Pedro Sánchez won without an absolute majority in Spain

Pedro Sánchez

MADRID.- The president and Spanish socialist leader Pedro Sanchez won without absolute majority the legislative elections of this Sunday, and the extreme right of Vox soared and is the third force in a Parliament that predicts a persistent political blockade.

With almost 64% of the votes counted, the Spanish Socialist Workers Party (PSOE) of Sanchez is the winner, with 124 seats of the 350 of the lower house, one more than the total harvested in the legislative April 28, when It was also imposed without an absolute majority.

The most spectacular rise was carried out by Vox, which capitalized on the crisis with separatism in Catalonia and added 52 seats, more than double the 24 obtained in April.

The conservative Popular Party (PP) also rose strongly, from 66 to 83, while Ciudadanos, the liberal center-right formation, was pulverized after falling from 57 deputies to only 10.

The radical left of Podemos yielded, remaining in 35 deputies, and its split More Country enters the chamber with 3 deputies.

In any case there is no absolute majority either for the right-wing block (PP, Vox and Citizens) or for the left-wing (PSOE, Podemos and Más País), which globally outperform conservatives.

The panorama threatens to prolong the chronic blockade that has been gripping Spanish policy since 2015, when the emergence of Podemos and Citizens ended the traditional PSOE / PP bipartisanship.

Since then there have been four legislative elections, weak governments and little legislation in the parliament of a country that now faces serious signs of economic slowdown.

This Sunday was a consecutive electoral repetition of the failure of PSOE and Podemos to agree, last summer, a coalition government that would have been the first in these four decades of democracy in Spain.

– Mucha Cataluña –

“I voted to the right, because the most important things are the unity of Spain and (guarantee) pensions,” Rafael García, 84, told the AFP in the Madrid neighborhood of Hortaleza, where many windows were adorned with flags Spanish.

One of the dominant campaign was Catalonia, where the pulse of separatism against the State is still alive.

The temperature skyrocketed with the conviction in October of nine independentist leaders to prison terms of between 9 and 13 years in prison, for their role in the failed 2017 secession attempt.

The sentence gave way to a week of riots in Catalonia, which filled televisions with images of burning barricades and police charges, leaving a balance of some 600 wounded.

“I decided not to vote, again, what a nightmare!

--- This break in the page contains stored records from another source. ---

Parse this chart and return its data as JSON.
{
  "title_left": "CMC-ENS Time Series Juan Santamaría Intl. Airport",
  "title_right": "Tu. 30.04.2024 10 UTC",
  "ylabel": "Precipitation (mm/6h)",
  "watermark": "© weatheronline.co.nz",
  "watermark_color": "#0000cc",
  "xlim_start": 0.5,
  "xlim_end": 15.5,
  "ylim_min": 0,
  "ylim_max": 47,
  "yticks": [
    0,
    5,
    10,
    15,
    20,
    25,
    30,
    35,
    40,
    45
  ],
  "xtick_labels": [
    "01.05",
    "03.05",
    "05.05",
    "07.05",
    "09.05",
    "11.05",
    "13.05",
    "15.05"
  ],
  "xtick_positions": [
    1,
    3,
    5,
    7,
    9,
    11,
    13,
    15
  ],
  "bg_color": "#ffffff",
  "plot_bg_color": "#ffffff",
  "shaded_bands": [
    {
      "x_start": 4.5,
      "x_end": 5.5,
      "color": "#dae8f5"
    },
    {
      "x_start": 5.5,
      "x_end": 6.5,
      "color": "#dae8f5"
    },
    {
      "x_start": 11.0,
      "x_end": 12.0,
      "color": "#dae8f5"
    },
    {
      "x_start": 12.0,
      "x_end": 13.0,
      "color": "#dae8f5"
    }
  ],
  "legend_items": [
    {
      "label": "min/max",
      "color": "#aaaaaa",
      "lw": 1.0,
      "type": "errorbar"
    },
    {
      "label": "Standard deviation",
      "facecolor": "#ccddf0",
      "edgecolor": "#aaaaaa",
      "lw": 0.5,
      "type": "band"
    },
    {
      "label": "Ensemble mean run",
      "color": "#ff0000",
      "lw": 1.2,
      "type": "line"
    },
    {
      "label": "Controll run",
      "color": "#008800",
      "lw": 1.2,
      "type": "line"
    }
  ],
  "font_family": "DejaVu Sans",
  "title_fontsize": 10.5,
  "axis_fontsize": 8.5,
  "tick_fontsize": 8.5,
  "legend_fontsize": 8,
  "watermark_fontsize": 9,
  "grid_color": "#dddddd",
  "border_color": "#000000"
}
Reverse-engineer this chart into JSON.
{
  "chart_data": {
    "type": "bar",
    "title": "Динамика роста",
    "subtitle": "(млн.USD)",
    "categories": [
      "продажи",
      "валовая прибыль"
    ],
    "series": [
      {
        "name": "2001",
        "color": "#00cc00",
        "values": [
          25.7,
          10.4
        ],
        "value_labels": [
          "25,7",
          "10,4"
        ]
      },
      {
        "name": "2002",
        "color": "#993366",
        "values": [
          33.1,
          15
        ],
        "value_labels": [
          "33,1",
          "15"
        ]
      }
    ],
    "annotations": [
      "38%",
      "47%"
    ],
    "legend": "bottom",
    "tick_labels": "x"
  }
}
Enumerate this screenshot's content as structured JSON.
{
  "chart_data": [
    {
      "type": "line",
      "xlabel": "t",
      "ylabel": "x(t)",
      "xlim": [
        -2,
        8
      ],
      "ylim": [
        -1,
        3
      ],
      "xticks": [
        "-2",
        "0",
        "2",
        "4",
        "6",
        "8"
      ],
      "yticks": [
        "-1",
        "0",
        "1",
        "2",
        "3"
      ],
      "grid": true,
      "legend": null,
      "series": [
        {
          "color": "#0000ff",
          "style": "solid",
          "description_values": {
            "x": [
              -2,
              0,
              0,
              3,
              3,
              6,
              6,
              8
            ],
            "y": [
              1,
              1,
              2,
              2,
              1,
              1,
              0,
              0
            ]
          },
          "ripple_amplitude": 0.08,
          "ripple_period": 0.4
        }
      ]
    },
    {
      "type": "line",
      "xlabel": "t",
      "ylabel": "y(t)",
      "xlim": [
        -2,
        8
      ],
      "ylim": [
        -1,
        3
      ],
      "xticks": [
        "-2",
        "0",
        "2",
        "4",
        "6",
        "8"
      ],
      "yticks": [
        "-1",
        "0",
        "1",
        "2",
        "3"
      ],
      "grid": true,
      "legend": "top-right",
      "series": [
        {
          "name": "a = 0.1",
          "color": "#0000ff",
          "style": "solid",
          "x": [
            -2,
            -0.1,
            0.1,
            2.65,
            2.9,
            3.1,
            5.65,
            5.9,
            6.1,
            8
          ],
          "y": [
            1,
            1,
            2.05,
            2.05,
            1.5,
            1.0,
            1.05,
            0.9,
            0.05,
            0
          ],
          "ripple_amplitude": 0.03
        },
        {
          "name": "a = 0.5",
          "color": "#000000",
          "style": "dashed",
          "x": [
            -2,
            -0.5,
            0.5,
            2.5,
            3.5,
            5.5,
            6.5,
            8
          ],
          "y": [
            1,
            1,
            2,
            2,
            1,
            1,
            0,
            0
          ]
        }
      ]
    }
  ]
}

But then I would have been upset if he won the right with the extreme right,” said Mari Carmen López, 25, after giving his vote in the Barcelona neighborhood of Sant Andreu to Podemos .

The main beneficiary of the Catalan crisis was Vox, a party that entered Parliament last April and whose leader, Santiago Abascal, advocates “drastic solutions”: suspend Catalan autonomy, outlaw sovereign parties, and arrest the president of the region, Quim Torra.

The separatist parties also came out reinforced, since the three lists that were presented added 24 deputies of 48 at stake, two more than in April.

Sánchez did not stop accusing PP and Citizens of having a speech “colonized” by Vox, thanks to which the regions of Andalusia and Madrid govern, and the mayor of the Spanish capital.

– A slowed economy –

During the campaign, Sanchez fulfilled one of his promises made shortly after coming to power in June 2018: exhume the remains of the dictator Francisco Franco from the mausoleum where he rested since his death in 1975.

Little was said about the economy, despite recent indicators that point to a slowdown in the fourth power of the euro.

For example, the European Commission cut this week four tenths of growth forecasts for 2019 and 2020, to 1.9% and 1.5%.

The growth of Spanish GDP will nonetheless remain above the Eurozone average.

Although the analyst Holger Schmieding, of the German bank Berenberg, warns that this advantage “is on the way to being reduced in the coming quarters, unless a new government finally manages to deactivate the Catalan problem and resume the reforms favorable to growth”, something ” unlikely “for now.